As I continue to prepare and think about what God is doing at Eternity, one of the things that has struck me lately is how fascinated we all tend to be with ourselves. We search endlessly the depths of our souls in an attempt to discover deep, hidden stones that once we turn them over, we believe we will find the long awaited answers that will solve all of our dilemmas, hurts, and problems.

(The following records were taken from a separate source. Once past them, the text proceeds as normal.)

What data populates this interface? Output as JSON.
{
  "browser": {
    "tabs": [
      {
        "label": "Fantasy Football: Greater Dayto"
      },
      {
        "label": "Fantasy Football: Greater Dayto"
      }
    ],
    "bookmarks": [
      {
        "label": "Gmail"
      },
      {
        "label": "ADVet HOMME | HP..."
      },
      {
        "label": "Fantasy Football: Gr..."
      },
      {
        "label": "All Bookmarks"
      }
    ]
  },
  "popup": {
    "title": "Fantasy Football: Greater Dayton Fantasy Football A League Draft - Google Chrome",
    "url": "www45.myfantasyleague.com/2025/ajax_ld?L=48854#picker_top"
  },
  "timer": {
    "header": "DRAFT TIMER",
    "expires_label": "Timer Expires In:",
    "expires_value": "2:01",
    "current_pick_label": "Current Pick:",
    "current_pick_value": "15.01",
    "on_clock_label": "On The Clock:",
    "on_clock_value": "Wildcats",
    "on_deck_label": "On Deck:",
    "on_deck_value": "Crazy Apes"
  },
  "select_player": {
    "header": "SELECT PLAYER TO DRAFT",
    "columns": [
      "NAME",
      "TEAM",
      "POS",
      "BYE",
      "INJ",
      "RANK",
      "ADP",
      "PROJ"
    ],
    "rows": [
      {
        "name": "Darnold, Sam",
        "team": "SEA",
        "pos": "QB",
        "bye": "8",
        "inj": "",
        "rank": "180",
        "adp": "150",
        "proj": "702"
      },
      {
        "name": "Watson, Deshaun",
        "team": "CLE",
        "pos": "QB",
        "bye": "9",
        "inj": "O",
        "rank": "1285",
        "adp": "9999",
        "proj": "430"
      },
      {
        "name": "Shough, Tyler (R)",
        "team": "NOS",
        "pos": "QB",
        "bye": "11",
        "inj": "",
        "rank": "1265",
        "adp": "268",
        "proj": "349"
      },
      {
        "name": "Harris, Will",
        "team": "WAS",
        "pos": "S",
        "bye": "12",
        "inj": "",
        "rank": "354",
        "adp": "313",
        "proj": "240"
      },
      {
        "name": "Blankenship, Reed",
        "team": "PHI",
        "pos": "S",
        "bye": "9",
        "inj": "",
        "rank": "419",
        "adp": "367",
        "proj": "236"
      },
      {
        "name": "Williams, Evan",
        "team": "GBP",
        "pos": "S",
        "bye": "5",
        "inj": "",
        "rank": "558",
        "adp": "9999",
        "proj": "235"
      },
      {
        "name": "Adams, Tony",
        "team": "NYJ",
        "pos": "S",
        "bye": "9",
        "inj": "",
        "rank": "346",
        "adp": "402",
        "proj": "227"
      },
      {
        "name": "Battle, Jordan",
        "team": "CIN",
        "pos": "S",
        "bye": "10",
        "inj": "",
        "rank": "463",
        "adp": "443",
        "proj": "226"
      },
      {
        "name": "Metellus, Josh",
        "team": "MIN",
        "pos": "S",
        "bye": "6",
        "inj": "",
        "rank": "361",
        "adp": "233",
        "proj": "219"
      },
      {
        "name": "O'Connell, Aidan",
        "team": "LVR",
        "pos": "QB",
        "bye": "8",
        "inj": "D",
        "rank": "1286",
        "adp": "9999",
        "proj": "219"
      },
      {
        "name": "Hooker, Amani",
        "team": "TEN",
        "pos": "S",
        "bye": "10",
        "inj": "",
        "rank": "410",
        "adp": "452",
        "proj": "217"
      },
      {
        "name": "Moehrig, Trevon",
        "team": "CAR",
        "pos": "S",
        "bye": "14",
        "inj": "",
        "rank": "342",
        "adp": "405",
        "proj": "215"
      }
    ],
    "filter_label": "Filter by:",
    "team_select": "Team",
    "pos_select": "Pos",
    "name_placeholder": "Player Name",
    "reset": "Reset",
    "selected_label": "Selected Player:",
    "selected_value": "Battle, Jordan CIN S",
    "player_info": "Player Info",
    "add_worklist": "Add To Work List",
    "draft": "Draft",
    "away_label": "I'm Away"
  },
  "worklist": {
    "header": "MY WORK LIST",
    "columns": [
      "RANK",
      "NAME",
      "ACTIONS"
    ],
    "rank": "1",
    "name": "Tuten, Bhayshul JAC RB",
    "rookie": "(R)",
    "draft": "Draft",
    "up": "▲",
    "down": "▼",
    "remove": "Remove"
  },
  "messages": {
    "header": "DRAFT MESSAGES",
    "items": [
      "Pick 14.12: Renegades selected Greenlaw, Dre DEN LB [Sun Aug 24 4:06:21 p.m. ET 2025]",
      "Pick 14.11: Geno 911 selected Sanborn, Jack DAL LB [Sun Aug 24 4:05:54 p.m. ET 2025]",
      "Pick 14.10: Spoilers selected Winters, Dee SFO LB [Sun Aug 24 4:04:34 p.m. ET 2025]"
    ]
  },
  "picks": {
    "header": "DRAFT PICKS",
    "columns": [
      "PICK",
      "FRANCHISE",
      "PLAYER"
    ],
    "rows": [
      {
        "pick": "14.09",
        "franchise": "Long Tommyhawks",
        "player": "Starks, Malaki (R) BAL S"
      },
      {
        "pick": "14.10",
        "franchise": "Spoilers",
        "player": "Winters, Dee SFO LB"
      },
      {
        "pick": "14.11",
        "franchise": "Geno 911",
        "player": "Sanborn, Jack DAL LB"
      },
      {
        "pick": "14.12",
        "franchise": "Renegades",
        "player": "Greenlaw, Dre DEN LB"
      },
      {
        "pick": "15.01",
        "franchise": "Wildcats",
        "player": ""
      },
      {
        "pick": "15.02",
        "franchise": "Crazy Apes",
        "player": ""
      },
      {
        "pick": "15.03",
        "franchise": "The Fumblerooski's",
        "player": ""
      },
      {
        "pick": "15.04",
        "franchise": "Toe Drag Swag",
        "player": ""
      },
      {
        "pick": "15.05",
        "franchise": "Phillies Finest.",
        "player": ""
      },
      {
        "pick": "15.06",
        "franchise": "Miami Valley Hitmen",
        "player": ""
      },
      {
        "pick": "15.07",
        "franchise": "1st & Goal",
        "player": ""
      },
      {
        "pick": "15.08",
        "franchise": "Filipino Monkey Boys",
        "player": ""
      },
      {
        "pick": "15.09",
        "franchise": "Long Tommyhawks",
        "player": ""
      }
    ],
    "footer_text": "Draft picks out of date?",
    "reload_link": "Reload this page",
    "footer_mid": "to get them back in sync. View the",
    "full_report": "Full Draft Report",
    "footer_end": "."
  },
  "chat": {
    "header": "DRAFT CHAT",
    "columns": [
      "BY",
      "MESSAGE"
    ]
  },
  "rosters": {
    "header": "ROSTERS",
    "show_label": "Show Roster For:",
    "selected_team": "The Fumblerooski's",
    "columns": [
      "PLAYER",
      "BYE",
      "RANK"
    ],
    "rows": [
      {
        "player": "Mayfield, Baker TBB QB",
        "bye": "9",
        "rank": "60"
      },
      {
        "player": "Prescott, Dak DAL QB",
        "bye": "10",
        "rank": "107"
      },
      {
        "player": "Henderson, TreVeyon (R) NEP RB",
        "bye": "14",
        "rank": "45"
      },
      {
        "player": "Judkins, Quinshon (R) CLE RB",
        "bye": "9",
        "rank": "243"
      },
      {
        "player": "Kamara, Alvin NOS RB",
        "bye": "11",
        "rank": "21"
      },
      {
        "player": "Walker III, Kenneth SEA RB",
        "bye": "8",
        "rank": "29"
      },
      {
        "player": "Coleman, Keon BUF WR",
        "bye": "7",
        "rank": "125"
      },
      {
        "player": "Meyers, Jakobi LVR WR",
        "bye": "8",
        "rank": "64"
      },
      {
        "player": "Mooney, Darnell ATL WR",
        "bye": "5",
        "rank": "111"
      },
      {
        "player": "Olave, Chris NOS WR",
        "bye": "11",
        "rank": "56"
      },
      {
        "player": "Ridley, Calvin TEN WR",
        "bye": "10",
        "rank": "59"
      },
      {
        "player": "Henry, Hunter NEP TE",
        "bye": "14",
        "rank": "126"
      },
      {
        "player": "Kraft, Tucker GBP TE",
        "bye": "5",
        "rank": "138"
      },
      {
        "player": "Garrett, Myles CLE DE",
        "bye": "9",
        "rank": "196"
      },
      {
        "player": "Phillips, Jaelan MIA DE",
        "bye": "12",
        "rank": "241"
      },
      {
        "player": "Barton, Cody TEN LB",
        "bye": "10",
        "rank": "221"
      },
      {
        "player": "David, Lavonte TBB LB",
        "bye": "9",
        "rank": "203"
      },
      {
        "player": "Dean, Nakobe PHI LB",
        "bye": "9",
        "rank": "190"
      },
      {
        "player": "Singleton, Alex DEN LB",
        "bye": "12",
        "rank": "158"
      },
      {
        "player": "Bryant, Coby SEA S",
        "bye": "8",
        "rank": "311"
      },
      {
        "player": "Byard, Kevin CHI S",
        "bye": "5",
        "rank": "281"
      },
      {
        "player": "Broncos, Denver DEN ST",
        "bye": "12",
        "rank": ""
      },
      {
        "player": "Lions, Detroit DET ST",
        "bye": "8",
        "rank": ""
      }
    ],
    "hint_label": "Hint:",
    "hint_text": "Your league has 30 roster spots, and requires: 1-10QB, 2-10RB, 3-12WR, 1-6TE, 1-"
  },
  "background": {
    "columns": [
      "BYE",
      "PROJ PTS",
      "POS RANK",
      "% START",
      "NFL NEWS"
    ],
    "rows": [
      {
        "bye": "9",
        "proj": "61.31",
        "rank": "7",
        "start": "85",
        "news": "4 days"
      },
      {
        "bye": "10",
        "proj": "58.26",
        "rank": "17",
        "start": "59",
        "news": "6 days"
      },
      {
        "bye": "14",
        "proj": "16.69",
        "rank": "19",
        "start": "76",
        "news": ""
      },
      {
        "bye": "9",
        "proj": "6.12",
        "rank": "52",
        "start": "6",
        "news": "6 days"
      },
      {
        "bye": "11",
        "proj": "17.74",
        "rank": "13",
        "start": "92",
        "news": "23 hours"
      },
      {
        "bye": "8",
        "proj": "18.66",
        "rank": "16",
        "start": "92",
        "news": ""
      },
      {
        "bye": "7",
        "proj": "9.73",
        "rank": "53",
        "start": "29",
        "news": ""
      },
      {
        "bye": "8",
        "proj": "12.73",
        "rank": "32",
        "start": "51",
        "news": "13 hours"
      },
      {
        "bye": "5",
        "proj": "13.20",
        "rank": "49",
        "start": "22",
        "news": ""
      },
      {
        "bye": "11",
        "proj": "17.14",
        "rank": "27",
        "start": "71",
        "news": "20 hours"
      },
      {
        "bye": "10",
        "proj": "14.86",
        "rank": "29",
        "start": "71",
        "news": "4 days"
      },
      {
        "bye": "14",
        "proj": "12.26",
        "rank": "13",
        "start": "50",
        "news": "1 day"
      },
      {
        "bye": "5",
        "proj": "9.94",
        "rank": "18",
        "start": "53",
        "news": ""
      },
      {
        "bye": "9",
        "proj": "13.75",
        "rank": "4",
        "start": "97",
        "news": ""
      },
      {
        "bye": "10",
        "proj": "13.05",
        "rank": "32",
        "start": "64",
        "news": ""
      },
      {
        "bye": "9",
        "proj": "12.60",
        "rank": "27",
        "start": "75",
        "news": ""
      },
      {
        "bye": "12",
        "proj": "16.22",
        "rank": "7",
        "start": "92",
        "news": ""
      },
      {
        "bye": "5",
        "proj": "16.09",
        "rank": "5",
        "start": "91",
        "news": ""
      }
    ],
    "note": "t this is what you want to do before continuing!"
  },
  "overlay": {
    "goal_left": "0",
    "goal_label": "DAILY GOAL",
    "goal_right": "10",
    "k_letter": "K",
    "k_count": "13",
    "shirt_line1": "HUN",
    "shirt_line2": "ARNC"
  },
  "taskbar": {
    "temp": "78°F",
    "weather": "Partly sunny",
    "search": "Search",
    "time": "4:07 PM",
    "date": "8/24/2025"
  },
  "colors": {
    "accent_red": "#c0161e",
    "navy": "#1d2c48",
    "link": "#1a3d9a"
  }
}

And so, when I read this article today from David Wells (someone you may have never heard of but is absolutely brilliant), I thought it was an amazing article with tremendous insight. It’s not easy ready per se…but if you labor to grasp what he is saying, you’ll find it to be pretty spot on. Here’s the money paragraph that I think pretty well describes why we as Christians today and why our churches today are the way they are:
The habits and appetites modernity encourages are, today, simply at odds with those that biblical faith requires, and where that has not been recognized, a fateful series of substitutions takes place. Faith that has been infused by the spirit of modernity becomes focused on self rather than on God. It imagines that the world can be understood aright by gazing through the peephole of the self, so this kind of faith leans much on intuition and little on God’s revealed truth. It is guided more by circumstance than by conviction, and it is more pragmatic than principled. Christian faith, in consequence, is cast in therapeutic terms. Self-fascination replaces the older self-denial, the latter becoming a new obscenity and the former a new gospel. The search for wholeness then replaces that of holiness, feeling good that of being good. This, in turn, begins to obscure the difference between good and evil, or to make that difference one of small consequence, and perhaps out of this there develops an entirely new understanding of what good and evil really are. Good, in a secularized and affluent age, is to have, and to have is to be; evil, by the same token, is to be deprived, and to be without is to be lost. Salvation, therefore, is not salvation from the judgment of God but simply salvation from the judgment of modernity. To be saved is simply to have a personal sense of well-being, however that comes about. In short, those who wish to sup with modernity had better have a long spoon, because it has the power to wreck faith and to rob us of our ability to think of God’s world on God’s terms.
How do you think of God’s world? On your terms or on God’s terms as He has revealed to us in Scripture?